Selling the gay amenity

Vancouver real-estate agent Mark Kowall hasn’t heard of urban thinker Richard Florida.

Nor has he read Florida’s landmark book The Rise of the Creative Class: And How It’s Transforming Work, Leisure, Community, and Everyday Life (Basic Books, 2003). The former public-policy professor at Virginia’s George Mason University asserts in the book that American cities that attract gays, artists, and bohemians are prosperous because they are also the places where creative workers—from engineers to actors—want to live.

But when asked, Kowall agreed with a point Florida makes in a recent paper he coauthored with Charlotta Mellander, an economics graduate student.

In "There Goes the Neighborhood: How and Why Bohemians, Artists and Gays Affect Regional Housing Values", the authors attempt to prove that the presence of these types of people increases real-estate and housing prices. They argue that neighbourhoods populated by such residents see an increase in amenities that in turn make them more attractive for others to move into.

Noting that 80 percent of his clients are gay, Kowall related that his gay clients usually look for areas that have a “lot of upscale amenities”.

“They like coffee shops and restaurants within walking distance,” Kowall told the Georgia Straight. “They also like a building that is sort of on the leading edge as far as architectural design and things like that. I would say it’s more of a refined taste.”

Kowall also pointed out that very few gay couples raise children so they’re not usually seeking an area with schools and daycare centres.

“It’s more [a question] of proximity to shopping and entertainment, which is why the area between the West End and Yale[town] is popular,” he said. “Are they willing to pay more? Yes. They are able to, they are willing to if they get the right product.”

In their paper released last spring, Florida and Mellander wrote that artistic and gay populations improve the supply side of the equation by providing an “aesthetic-amenity premium”.

“Artists and bohemians are direct producers of amenities,” they state. “As selective buyers with an eye for amenity, authenticity and aesthetics, locations where artists, bohemians, and gays concentrate are likely to be highly sought after for their cultural amenities, desirable neighborhood character, and aesthetic quality of the housing stock.”

Aside from an “aesthetic-amenity premium”, gays and artists, according to the authors, also offer a “tolerance or open culture premium” that drives up demand in communities where they live.

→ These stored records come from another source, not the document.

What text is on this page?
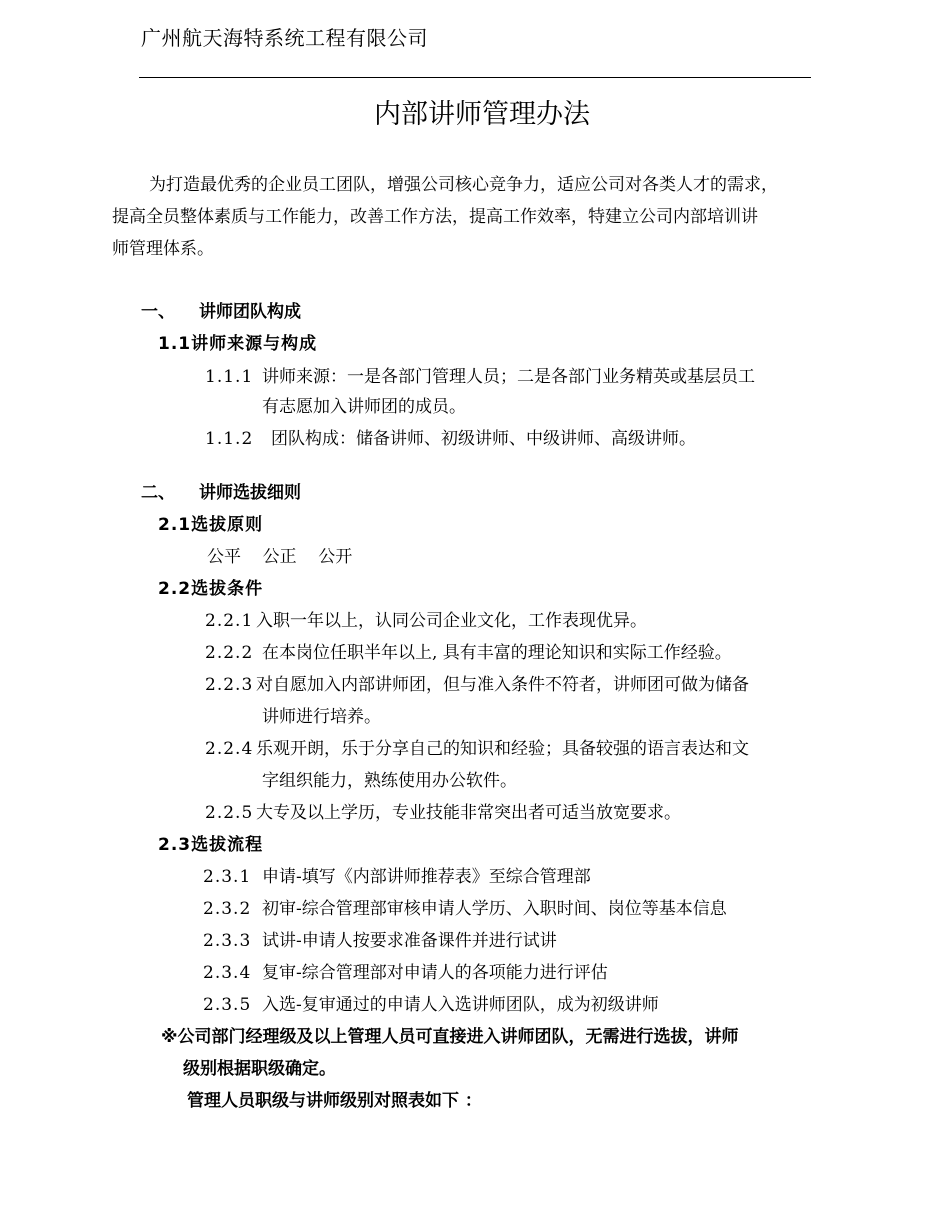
广州航天海特系统工程有限公司
内部讲师管理办法
为打造最优秀的企业员工团队，增强公司核心竞争力，适应公司对各类人才的需求，
提高全员整体素质与工作能力，改善工作方法，提高工作效率，特建立公司内部培训讲
师管理体系。
一、 讲师团队构成
1.1讲师来源与构成
1.1.1 讲师来源：一是各部门管理人员；二是各部门业务精英或基层员工
有志愿加入讲师团的成员。
1.1.2 团队构成：储备讲师、初级讲师、中级讲师、高级讲师。
二、 讲师选拔细则
2.1选拔原则
公平    公正    公开
2.2选拔条件
2.2.1 入职一年以上，认同公司企业文化，工作表现优异。
2.2.2 在本岗位任职半年以上, 具有丰富的理论知识和实际工作经验。
2.2.3 对自愿加入内部讲师团，但与准入条件不符者，讲师团可做为储备
讲师进行培养。
2.2.4 乐观开朗，乐于分享自己的知识和经验；具备较强的语言表达和文
字组织能力，熟练使用办公软件。
2.2.5 大专及以上学历，专业技能非常突出者可适当放宽要求。
2.3选拔流程
2.3.1 申请-填写《内部讲师推荐表》至综合管理部
2.3.2 初审-综合管理部审核申请人学历、入职时间、岗位等基本信息
2.3.3 试讲-申请人按要求准备课件并进行试讲
2.3.4 复审-综合管理部对申请人的各项能力进行评估
2.3.5 入选-复审通过的申请人入选讲师团队，成为初级讲师
※公司部门经理级及以上管理人员可直接进入讲师团队，无需进行选拔，讲师
级别根据职级确定。
管理人员职级与讲师级别对照表如下 ：
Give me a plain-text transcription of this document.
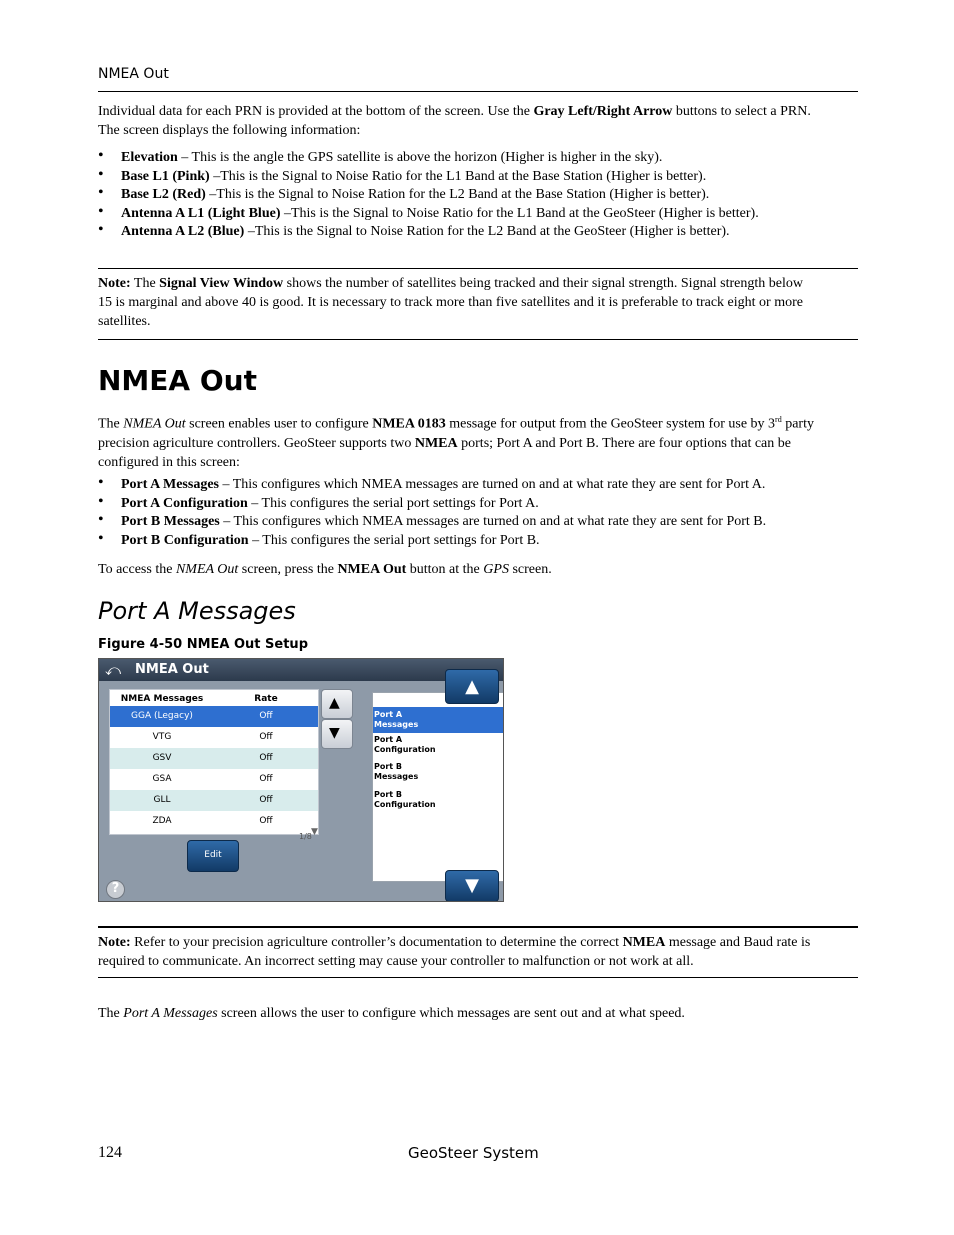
NMEA Out
Individual data for each PRN is provided at the bottom of the screen. Use the Gray Left/Right Arrow buttons to select a PRN.
The screen displays the following information:
• Elevation – This is the angle the GPS satellite is above the horizon (Higher is higher in the sky).
• Base L1 (Pink) –This is the Signal to Noise Ratio for the L1 Band at the Base Station (Higher is better).
• Base L2 (Red) –This is the Signal to Noise Ration for the L2 Band at the Base Station (Higher is better).
• Antenna A L1 (Light Blue) –This is the Signal to Noise Ratio for the L1 Band at the GeoSteer (Higher is better).
• Antenna A L2 (Blue) –This is the Signal to Noise Ration for the L2 Band at the GeoSteer (Higher is better).
Note: The Signal View Window shows the number of satellites being tracked and their signal strength. Signal strength below
15 is marginal and above 40 is good. It is necessary to track more than five satellites and it is preferable to track eight or more
satellites.
NMEA Out
The NMEA Out screen enables user to configure NMEA 0183 message for output from the GeoSteer system for use by 3rd party
precision agriculture controllers. GeoSteer supports two NMEA ports; Port A and Port B. There are four options that can be
configured in this screen:
• Port A Messages – This configures which NMEA messages are turned on and at what rate they are sent for Port A.
• Port A Configuration – This configures the serial port settings for Port A.
• Port B Messages – This configures which NMEA messages are turned on and at what rate they are sent for Port B.
• Port B Configuration – This configures the serial port settings for Port B.
To access the NMEA Out screen, press the NMEA Out button at the GPS screen.
Port A Messages
Figure 4-50 NMEA Out Setup
⤺ NMEA Out
NMEA Messages	Rate
GGA (Legacy)	Off
VTG	Off
GSV	Off
GSA	Off
GLL	Off
ZDA	Off
1/8 ▼
▲
▼
Edit
?
Port A
Messages
Port A
Configuration
Port B
Messages
Port B
Configuration
▲
▼
Note: Refer to your precision agriculture controller’s documentation to determine the correct NMEA message and Baud rate is
required to communicate. An incorrect setting may cause your controller to malfunction or not work at all.
The Port A Messages screen allows the user to configure which messages are sent out and at what speed.
124	GeoSteer System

“This tolerance or open culture premium acts on the demand side by reducing barriers to entry for human capital; increasing the efficiencies of human capital externalities and knowledge spillovers; promoting self-expression and new idea generation; and facilitating entrepreneurial mobilization of resources, thus acting on regional income and real estate prices,” Florida and Mellander say.

Former Vancouver city councillor Gordon Price teaches urban issues and regional-development concerns at SFU and UBC. Also a lecturer on land use and transportation, he maintained that “more significant” factors actually drive real-estate prices, such as immigration, incomes, and access to transit and job areas.

“Where you have a lot of people coming into a region with a limited supply that can’t be increased in the short-term, there’s going to be an upward pressure on demand, which I think is what we’re experiencing now,” Price told the Straight when asked to comment on the Florida-Mellander paper.

Citing the West End as an example, he also said that gay neighbourhoods in Vancouver tend to be in places where there is a large supply of one-bedroom apartments for rent, and that provide access to a job base, particularly in service industries such as tourism.

Price said that the Florida-Mellander paper has an “intuitive appeal”, but that there needs to be good academic work to test its thesis.

Such a test might actually be done in a Canadian setting. This fall, Florida will be moving to the University of Toronto, where he will serve as professor of business and creativity. He will also head the Centre for Jurisdictional Advantage and Prosperity at the university’s Rotman School of Management.